Juru Bicara Kementerian Perindustrian Febri Hendri Antoni Arief menyampaikan pergerakan marginal PMI pada Agustus ini utamanya dipengaruhi penyesuaian produksi serta efisiensi tenaga kerja akibat dinamika persaingan pasar lokal yang ketat. Meski demikian, terdapat sejumlah indikator positif kuat yang menunjukkan ketahanan dan potensi pemulihan cepat sektor industri manufaktur nasional.
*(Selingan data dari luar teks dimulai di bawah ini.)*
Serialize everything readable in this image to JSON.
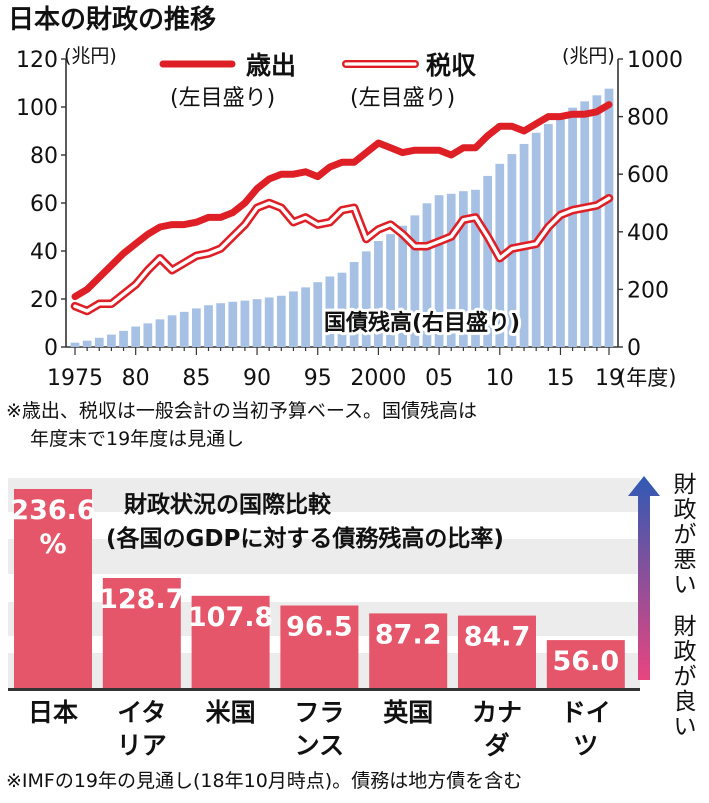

“PMI manufaktur pada Agustus memang kembali berada sedikit di bawah level 50. Namun, kita juga melihat adanya peningkatan tipis pada permintaan baru dan kepercayaan bisnis yang terus membaik. Ini menunjukkan bahwa pelaku industri masih melihat prospek pasar yang cukup baik ke depan,” ujar Febri dalam keterangan resminya di Jakarta, Selasa (1/9/2026).
Berdasarkan laporan S&P Global, permintaan baru meningkat tipis untuk pertama kalinya dalam tiga bulan. Sementara itu, optimisme pelaku industri terus membaik pada Agustus dan berada pada level tertinggi dalam tujuh bulan. Para pelaku usaha yang disurvei memperkirakan kondisi permintaan yang lebih kuat dan pasar yang stabil dapat mendukung peningkatan produksi dalam 12 bulan mendatang.
“Perbaikan keyakinan atau optimisme ini menjadi modal penting bagi industri untuk menjaga kesinambungan produksi sekaligus menangkap peluang pasar yang semakin terbuka. Pemerintah akan terus memastikan iklim usaha dan kebijakan industri dapat mendukung peningkatan daya saing manufaktur nasional,” ujar dia.